The infection was in my elbow, in the fluid-filled sac called a bursa.  It was swollen as big as a golf ball, and made moving my arm hard.  When I got to the doctor, they ended up giving me a huge antibiotic shot, straight to the butt-cheek.  “The biggest needle they keep in the office,” they told me.  Fortunately it didn’t rupture, and they didn’t have to drain it.  But I got totally wiped out by an intense treatment of antibiotics.

Next up, I got dizzy.  Not, “sit down for a few minutes and it will go away” dizzy.  So dizzy I threw up every time I got off the couch.  Turns out it was labyrinthitis, or inflammation in the inner ear.  I was stuck in our TV room for days.  In a fit of desperation, I drove to the pharmacy.  By the time I got there, I was so dizzy I had to sit in the car for 15 minutes before even walking in.  I questioned my decision to drive in the first place.

Eventually, motion-sickness medicine reduced the dizziness enough I could move around.  It would take weeks for it to go away.  (Fortunately it did, for me — others get labyrinthitis and are always dizzy.)

It may have been my darkest hour…

In that state, I knew the stress was too much.  I knew I was a total mess.

I knew something had to change.  That it was on me.  And that it needed to be RIGHT AWAY.

I had a few more ADHD pills in the bottle.  I poured them into the toilet.

I had one more months’ prescription.  I tore it up.

And I decided I needed to step down from what seemed like it was the perfect financial copywriting opportunity.

Looking back, it took hitting rock bottom to make all the right decisions.

It took facing my darkest hour, to begin to make better decisions.

I learned that pursuing the most financially rewarding opportunity isn’t always the best choice for me.

I learned that I shouldn’t take ADHD drugs.

I learned that I’m not happy unless I’m persuading ethically.
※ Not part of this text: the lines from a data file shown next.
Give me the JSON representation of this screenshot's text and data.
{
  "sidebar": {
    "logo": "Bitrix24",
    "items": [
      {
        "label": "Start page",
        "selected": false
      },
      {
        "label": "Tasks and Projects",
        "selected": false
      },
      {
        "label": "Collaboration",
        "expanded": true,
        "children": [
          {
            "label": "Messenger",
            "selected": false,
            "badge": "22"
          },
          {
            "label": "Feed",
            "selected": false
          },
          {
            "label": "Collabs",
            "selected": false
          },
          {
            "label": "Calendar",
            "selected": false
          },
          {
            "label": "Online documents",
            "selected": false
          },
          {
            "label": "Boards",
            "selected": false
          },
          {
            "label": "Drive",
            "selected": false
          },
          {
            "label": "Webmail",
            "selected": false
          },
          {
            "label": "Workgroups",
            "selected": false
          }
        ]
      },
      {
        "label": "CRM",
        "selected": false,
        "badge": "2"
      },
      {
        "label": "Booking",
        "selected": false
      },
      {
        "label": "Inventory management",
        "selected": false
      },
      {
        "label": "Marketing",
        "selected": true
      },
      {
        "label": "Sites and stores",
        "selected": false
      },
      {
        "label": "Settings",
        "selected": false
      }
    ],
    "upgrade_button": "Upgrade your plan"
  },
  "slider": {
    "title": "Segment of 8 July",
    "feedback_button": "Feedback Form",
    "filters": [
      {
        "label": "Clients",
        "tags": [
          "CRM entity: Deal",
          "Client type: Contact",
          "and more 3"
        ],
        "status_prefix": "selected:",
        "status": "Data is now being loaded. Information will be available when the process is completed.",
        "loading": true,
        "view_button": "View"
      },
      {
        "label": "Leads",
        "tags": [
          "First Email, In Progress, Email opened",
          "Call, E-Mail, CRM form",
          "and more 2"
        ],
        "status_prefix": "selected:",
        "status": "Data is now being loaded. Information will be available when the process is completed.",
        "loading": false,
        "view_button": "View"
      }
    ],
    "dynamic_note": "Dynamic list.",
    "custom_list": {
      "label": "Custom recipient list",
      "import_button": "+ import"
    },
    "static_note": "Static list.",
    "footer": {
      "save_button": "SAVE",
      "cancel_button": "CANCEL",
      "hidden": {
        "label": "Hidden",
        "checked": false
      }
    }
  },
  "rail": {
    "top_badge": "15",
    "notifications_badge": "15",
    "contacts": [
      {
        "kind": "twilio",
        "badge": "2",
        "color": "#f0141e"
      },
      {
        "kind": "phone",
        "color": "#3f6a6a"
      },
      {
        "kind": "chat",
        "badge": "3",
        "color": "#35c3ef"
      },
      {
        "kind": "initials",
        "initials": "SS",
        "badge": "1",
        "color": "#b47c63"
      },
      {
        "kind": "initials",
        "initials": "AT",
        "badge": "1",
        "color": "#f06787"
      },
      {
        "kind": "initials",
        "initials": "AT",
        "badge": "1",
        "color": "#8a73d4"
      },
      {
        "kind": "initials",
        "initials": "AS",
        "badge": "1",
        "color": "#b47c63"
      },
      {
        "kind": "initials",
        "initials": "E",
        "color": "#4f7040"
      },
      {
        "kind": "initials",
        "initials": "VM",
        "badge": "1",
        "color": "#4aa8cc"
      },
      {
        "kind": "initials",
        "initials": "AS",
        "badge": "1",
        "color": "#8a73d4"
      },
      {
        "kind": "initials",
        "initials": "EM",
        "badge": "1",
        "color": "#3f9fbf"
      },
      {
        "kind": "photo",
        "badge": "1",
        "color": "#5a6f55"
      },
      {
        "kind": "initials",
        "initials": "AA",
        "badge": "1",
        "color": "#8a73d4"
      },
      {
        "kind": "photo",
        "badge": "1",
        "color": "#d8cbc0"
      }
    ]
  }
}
I also learned a lot about how strong negative emotions can be, in terms of getting you to make a decision.  (Which is an important part of my Emotional Direct Response Copywriting training.)

I also went on to learn that nearly every great copywriter has their own version of this story, as does almost every successful entrepreneur.

Often times it takes hitting rock bottom and seeing ourselves do really stupid things to wake up and realize that’s not who we want to be.

And then we use our better decisions to create the success we truly wanted in the first place.